Bommes: „Da war dann das konkrete Ding – Nachfolge (von Jupp Heynckes) ja oder nein?“

Slomka: „Ja. Aber muss sich ja dann auch entscheiden, und die Bayern haben sich dann auch anders entschieden.“

Bommes: „Haben die anders entschieden oder haben Sie abgesagt?“

Slomka: „Nein, die Bayern haben anders entschieden. Ich kann heute auch sagen, dass es vielleicht ein Fehler (von mir) war, denn ich hab dadurch auch den Hannover-Fans aufgezeigt, dass ich mit einem anderen Verein in Kontakt stehe, weil ich nicht sofort verlängert habe. Das hat mir insgesamt in der Situation mit den Fans nicht gut getan.“ 

Bommes: „Ja, ich erinnere mich, das ging ein paar Monate seinerzeit.“

Slomka: „Ja, das war mir sehr unangenehm.“

Bommes: „Haben Sie denn gewartet, bis es ein konkretes Angebot gab: Wären Sie gegangen von Hannover zu Bayern? Ist wahrscheinlich müßig die Frage, (wenn die Bayern anklopfen), oder?

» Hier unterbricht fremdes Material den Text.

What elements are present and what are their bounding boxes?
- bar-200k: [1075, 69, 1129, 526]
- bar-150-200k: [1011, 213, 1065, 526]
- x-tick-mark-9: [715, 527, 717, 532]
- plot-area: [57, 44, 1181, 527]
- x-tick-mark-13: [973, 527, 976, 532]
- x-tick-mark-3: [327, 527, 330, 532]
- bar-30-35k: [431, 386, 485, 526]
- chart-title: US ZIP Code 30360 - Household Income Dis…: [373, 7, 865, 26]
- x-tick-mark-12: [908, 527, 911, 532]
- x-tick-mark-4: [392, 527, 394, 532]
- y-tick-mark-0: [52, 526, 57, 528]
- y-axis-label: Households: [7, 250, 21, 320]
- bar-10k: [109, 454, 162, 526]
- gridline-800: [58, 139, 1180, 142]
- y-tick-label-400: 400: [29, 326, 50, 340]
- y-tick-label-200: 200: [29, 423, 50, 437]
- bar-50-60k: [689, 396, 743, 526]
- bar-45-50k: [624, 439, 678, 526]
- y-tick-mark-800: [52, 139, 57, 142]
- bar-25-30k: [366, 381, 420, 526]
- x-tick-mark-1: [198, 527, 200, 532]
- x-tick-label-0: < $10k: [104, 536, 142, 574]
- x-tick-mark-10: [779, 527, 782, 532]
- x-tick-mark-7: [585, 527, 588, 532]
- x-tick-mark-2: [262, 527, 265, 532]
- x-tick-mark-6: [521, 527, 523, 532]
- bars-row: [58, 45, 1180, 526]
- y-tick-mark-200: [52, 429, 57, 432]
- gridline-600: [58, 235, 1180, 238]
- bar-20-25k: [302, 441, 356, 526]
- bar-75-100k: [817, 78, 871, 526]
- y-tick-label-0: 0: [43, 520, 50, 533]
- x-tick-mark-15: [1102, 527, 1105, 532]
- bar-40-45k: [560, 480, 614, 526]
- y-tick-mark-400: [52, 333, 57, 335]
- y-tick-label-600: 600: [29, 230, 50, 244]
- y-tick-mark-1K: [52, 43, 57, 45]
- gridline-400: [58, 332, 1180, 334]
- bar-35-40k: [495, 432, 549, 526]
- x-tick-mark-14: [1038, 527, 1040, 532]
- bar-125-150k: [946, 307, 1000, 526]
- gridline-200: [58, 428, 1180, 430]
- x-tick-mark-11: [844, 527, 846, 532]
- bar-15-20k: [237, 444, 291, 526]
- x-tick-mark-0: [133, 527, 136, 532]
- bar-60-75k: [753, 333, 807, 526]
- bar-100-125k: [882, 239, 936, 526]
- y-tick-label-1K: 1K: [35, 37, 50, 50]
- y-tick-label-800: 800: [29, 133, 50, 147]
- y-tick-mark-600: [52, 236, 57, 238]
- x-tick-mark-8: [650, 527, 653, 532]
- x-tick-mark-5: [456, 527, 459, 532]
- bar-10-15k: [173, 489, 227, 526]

Slomka: „Ja, finde ich auch.“ (lacht)

Unterm Strich bleibt die Erkenntnis: Slomka hat reflektiert, dass er mit seiner Verzögerungstaktik seinem Verhältnis zu den 96-Fans geschadet hat. Er hätte Hannover verlassen, wenn Bayern München ihn hätte verpflichten wollen.

Darüberhinaus entschuldigte sich Slomka dafür, dass er Valerien Ismael als Wolfsburg-Trainer öffentlich angezählt hatte, mit der damaligen Absicht, sich selbst als Nachfolgekandidat für Ismael bei Wolfsburg in Stellung zu bringen.

Slomka trainierte zum Zeitpunkt des Interviews (Januar 2017) den Zweitligisten Karlsruher SC.

Mirko Slomka war bereits von 2010 bis 2013 Trainer von Hannover 96.